McStay credited New York City's department of homeless service for its "exceptional" efforts in monitoring of known patients who refuse to seek shelter indoors.

To make matters worse, 20 to 50 percent of hypothermia deaths are associated with paradoxical undressing. Some severe hypothermia sufferers will begin to take off their clothing, which only increases the rate of body heat loss.

"The brain starts playing tricks," said Schneider. "Hypothermic people will think it's hot, and they'll start undressing to cool down."

There is no one way to treat hypothermic patients who come into the emergency room. There are a variety of ways to warm a patient up. Heated blankets that warm the entire body are available in many emergency departments.
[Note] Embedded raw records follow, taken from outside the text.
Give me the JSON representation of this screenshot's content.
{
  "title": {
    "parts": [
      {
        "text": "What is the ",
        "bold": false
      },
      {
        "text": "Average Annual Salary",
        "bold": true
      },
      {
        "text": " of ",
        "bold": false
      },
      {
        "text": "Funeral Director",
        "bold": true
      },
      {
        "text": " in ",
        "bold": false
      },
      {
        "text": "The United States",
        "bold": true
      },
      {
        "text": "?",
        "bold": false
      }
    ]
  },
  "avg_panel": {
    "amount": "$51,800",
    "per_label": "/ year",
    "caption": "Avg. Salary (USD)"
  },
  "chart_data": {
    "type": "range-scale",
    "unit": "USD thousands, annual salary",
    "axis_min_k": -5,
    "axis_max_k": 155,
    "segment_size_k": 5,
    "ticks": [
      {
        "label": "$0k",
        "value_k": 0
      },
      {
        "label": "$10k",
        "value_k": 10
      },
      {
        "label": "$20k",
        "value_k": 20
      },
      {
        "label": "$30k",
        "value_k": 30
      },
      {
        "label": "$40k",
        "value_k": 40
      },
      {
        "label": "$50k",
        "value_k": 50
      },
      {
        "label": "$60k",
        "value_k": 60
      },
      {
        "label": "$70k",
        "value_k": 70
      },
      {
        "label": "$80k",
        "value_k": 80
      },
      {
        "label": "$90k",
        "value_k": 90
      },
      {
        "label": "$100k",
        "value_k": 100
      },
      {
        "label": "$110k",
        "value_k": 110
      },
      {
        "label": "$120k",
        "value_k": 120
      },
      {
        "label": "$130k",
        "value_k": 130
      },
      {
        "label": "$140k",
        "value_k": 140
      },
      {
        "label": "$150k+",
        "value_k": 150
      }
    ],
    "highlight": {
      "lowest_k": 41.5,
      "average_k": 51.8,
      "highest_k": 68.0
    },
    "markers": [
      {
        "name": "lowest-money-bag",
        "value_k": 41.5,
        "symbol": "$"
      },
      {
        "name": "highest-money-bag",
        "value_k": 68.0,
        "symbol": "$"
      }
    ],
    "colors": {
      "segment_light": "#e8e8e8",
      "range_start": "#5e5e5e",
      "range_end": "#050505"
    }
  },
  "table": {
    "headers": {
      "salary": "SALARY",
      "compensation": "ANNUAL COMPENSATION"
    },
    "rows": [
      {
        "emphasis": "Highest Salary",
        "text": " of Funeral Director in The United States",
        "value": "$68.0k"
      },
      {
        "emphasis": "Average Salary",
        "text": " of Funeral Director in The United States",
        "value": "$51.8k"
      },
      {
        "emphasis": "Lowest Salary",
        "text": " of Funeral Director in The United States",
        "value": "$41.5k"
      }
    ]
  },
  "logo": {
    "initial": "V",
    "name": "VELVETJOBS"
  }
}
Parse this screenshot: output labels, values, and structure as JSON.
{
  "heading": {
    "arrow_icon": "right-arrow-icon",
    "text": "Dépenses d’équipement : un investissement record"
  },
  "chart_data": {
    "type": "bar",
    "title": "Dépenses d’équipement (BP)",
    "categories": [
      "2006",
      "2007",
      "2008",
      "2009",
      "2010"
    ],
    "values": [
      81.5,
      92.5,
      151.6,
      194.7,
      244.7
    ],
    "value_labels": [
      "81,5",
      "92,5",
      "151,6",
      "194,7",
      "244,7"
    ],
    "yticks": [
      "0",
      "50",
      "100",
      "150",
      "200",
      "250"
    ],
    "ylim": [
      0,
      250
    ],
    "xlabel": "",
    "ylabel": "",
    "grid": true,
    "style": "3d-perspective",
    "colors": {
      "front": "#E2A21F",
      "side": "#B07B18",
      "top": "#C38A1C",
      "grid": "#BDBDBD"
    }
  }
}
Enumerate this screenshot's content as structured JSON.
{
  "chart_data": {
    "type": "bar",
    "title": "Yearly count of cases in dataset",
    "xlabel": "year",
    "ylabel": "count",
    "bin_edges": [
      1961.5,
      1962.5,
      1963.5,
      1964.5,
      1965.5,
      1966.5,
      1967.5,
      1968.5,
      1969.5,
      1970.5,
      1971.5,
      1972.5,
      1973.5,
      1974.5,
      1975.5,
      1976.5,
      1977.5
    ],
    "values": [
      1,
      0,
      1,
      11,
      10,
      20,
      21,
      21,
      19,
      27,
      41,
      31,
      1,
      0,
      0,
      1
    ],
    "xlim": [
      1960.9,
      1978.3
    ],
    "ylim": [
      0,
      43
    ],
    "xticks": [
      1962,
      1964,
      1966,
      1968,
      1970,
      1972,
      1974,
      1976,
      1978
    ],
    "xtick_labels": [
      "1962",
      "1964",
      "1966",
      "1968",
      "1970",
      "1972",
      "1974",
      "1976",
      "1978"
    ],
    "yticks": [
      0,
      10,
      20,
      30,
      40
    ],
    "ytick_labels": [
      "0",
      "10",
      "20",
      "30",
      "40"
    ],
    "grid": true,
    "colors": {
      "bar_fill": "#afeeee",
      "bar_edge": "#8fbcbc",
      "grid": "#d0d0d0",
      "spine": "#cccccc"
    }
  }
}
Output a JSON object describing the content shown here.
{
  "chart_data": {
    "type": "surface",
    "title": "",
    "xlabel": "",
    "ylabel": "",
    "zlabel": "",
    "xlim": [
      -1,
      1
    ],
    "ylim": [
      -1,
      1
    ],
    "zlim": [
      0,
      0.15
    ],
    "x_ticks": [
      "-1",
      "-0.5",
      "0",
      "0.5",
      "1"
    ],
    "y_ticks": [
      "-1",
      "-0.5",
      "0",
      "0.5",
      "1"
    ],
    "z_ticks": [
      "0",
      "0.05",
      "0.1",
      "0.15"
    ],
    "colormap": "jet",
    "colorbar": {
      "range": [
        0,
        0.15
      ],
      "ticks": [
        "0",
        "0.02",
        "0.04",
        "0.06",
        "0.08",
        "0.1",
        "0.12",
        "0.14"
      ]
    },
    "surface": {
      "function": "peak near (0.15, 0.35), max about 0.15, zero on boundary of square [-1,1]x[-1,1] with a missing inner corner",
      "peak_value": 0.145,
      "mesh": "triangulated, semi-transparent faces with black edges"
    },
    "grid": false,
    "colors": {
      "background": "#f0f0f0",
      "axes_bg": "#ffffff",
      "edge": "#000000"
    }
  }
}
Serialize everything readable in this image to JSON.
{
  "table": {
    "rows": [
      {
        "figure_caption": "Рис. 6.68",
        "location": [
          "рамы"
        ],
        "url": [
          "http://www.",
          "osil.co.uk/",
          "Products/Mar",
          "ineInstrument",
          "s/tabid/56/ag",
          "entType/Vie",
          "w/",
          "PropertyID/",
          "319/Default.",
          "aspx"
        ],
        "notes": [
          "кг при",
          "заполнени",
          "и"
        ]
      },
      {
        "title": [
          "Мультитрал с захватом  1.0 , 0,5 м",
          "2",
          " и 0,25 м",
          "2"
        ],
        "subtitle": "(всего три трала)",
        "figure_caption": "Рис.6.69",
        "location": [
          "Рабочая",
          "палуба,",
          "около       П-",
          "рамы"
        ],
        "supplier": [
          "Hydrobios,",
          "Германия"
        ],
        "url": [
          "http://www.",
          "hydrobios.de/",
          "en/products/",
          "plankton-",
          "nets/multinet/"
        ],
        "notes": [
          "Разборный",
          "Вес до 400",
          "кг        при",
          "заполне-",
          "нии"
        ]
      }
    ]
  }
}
For patients who are severly hypothermic, doctors may use the same equipment they do for open heart surgery.

Schneider said that she will sometimes circulate a hypothermic person's blood for them through heated coils, or they'll circulate warm saline through the body and give the patient warm oxygen.

Doctors encourage you to dress for the weather, even if you'll only be outside for a minute. Wear layers of light, loose-fitting clothing and carry an extra pair to replace if the first pair gets damp.

Doctors encourage people to stay completely covered when braving the elements.

"Dress appropriately, with numerous layers for warmth," said Sankoff. "Be aware of the wind, as wind chill is a significant issue with lower temperatures."

Those with poor circulation must be extra vigilant, and everyone should avoid alcohol in freezing temperatures, since it increases blood flow to the body's skin, making a person feel warm while the body loses heat.

"Winter can be a glorious time to enjoy the outdoors," said Marshall. "If you wear the right clothes, stay dry, and take a few precautions…you'll keep it that way."